There were no major adverse effects reported with either IBD therapy. Clients whose dogs were randomized to receive ST/probiotic reported that the product was palatable and well tolerated by their pet. As expected, some large dogs (> 35 kg body weight) receiving glucocorticoids exhibited transient panting, polydipsia, and/or polyuria which resolved as prednisone dosages were reduced, accordingly.

There are some potential limitations to this study. It is possible that mucosal bacteria other than those microbes targeted by our 6 probe array were significantly altered as a consequence of ST or ST/probiotic therapy. All dogs in the trial received routine colonic cleansing before collection of ileal and colonic mucosal biopsies. In these instances, the administration of oral colonic electrolyte lavage solutions and enemas might have disrupted mucus compartments and reduced bacterial populations available for mucosal counting.⁵³ However, we have previously investigated bacterial populations by FISH in pilot studies using untreated colonic specimens and found that mucus compartments do not differ appreciably between purged vs. non-purged dogs.²³ Another potential factor impacting quantification of mucosal bacteria might be mechanical artifacts associated with tissue processing (microtome cutting) and/or non-intended wash of biopsy specimens by formalin solutions during transport to the pathology laboratory.⁵⁴ Our previous experiences have allowed us to readily identify these tissue artifacts and to avoid these areas, if present, when performing mucosal bacterial counts. Finally, gut microbial populations may vary by age, gender, breed, and dietary consumption. Our own studies, evaluating the potential impact of age, body weight, and/or diet have not identified any significant associations of microbial abundances with these variables in dogs to date.^6,46,55

Finally, our trial lacked sufficient power to definitively define the effect of treatment between dog groups. Sample size was derived following consultation with a statistician (n = 32 total dogs over 36 months which included a 20% “washout”) and was based on initial power calculations using variability in CIBDAI scores between IBD treatments.¹¹ The number of dogs (n = 34) initially enrolled in the trial met this minimum requirement. While the dog population in total completing the trial failed to reach statistical power for definitive conclusion, it is probably likely that our results regarding the effect of treatment on mucosal bacterial populations are correct.

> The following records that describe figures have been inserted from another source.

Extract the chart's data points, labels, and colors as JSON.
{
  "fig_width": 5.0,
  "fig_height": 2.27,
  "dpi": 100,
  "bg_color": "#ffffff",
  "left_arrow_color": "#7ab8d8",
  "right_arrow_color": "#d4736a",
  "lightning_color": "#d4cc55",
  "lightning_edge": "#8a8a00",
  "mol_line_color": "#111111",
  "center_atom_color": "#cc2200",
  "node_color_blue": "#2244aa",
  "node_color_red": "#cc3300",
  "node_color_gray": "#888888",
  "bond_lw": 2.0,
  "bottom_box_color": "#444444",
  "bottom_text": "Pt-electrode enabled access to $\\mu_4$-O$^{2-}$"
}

In conclusion, this is the first study using FISH methods to localize, quantify, and directly compare different medical treatments on mucosal bacterial populations in canine IBD. There were no differences in the numbers of mucosal bacteria following treatment of IBD dogs with ST vs. probiotic. Changes in mucosal bacteria in probiotic treated IBD dogs were accompanied by increased number of cells expressing select tight junction proteins in intestinal tissues. Microbiota from mucosal samples more clearly represent the underlying microbial dysbiosis, at diagnosis and in response to treatment, as compared with fecal samples.

Disclosure of potential conflicts of interest

No potential conflicts of interest were disclosed.

Funding

Funding was provided by The Canine Health Foundation (CHF grant 01609).